A bit of this mounting discussion occurred without too much rancor Tuesday evening at Maysles Cinema, where a panel discussed the ramifications of Marable’s book. After two young activists read from a section of the biography (and this is about as close as it came to Marable getting a good word), moderator Dequi Kioni-Sadiki asked the panelists about their personal relationship with the slain icon.

“I met with Malcolm a month before his assassination,” said noted writer and activist Amiri Baraka. “We talked for about five or six hours.”

Baraka didn’t elucidate the content of that conversation, but he soundly dismissed Marable’s book. “I have a lot of problems with it,” he began. “What he fails to understand is that Black liberation has done the most to change America.”

Like the other panelists, Imam Talib Abdur Rashid said he was too young to have known Malcolm; he was only 14 when he was killed. “But I was mentored by some of the men who were close to Malcolm,” Rashid said.

At an earlier forum, the imam exhaustively delivered more of his reservations about the book. He repeated his concerns about Marable’s “inconsistent methodology,” as well as his reliance on a disreputable informant.
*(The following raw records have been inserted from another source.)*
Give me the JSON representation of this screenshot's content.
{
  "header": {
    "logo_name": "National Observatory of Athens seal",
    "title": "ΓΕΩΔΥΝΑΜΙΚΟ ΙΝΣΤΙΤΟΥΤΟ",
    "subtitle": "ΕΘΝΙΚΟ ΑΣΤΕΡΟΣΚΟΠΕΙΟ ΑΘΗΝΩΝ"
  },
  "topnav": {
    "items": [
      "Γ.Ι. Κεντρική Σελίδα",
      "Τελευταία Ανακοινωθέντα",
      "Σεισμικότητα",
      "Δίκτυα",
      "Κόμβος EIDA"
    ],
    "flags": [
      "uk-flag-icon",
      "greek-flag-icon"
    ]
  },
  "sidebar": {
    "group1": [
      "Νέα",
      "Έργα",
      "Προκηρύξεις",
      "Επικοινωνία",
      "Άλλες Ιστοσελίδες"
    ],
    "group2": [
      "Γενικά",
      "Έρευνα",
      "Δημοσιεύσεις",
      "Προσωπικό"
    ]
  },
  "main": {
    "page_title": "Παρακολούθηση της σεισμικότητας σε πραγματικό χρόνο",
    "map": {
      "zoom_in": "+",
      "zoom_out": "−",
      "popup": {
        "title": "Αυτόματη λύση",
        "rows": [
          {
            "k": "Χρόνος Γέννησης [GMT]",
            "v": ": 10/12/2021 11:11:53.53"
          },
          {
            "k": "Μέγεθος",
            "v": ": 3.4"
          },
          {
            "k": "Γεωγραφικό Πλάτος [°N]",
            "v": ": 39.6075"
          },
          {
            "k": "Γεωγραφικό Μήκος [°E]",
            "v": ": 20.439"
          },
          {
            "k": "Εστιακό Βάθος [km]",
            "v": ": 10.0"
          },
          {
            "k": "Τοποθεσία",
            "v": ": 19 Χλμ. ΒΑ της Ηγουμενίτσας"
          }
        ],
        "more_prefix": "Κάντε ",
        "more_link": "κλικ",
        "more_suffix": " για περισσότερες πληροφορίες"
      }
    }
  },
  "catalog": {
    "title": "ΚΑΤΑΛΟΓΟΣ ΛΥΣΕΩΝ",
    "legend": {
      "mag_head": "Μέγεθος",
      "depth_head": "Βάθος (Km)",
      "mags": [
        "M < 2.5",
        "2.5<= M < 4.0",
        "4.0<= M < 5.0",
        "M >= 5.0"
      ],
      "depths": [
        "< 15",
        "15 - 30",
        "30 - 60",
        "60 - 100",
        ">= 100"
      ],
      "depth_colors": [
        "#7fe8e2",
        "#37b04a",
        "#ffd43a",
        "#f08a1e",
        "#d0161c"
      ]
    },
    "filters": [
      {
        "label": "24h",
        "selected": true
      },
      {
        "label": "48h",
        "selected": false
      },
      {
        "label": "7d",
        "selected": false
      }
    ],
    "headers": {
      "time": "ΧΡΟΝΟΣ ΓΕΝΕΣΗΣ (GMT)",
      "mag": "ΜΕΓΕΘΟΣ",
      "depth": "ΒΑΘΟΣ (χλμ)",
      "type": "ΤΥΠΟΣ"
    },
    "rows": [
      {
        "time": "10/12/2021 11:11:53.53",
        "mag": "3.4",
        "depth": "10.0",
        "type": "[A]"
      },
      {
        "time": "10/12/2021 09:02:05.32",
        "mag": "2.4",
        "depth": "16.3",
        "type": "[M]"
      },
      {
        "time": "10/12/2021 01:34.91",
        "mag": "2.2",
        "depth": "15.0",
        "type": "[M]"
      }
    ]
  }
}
Kazembe Balagun said he was born in 1976, so what memories he had of Malcolm were gathered from his autobiography. The book was referred to him by a Jewish man and “I read it in two days,” he said. After absorbing the book, he cited that it led him in rapid succession to gather more information about Malcolm via tapes, then moving on to such valuable community institutions as the now defunct Liberation Bookstore and the Schomburg Center.

Noted activist Omowale Clay said he hadn’t read Marable’s book and expressed no plans to do so. A trusted friend convinced him not to waste his money on the book. However, the title alone was enough to infuriate Clay. “I’m concerned about his use of the word ‘reinvention,’” he observed. “He makes it sound like Malcolm was a careerist, reinventing himself whenever it was necessary. Malcolm was undergoing transformation, not reinvention.”

“If Manning Marable has attempted to read Malcolm’s thoughts, then it’s fair game for us to read Manning’s,” charged Nellie Bailey, well known for her fight against gentrification. She keyed her rejection of the book to Marable’s political background, particularly his role in the formation of the Black Radical Congress (BRC) and his appointment at Columbia University.

“They wanted to remove ‘radical’ from the organization,” Bailey said about the ultimate collapse of the BRC, who was equally dismissive of Marable’s connection to Columbia. “He viewed Columbia as the good guy when the university will displace 5,000 residents,” she said, referring to the university’s expansion in Manhattanville.

Most of the panelists agreed that the debate on the book was healthy and a needed one in the Obama era, though Baraka and Bailey had a lively exchange on the relevancy of a Black president. Bailey charged that Obama, in many ways, has been just as bad as Bush. “Well, you can always vote Republican,” Baraka snapped in response.

Expect more discussion about Marable’s book on Thursday, when the forum continues at Maysles with films and a panelist that will include Dr. Shaka-Zulu, Shaka Shakur, Cleo Silvers and Immortal Technique.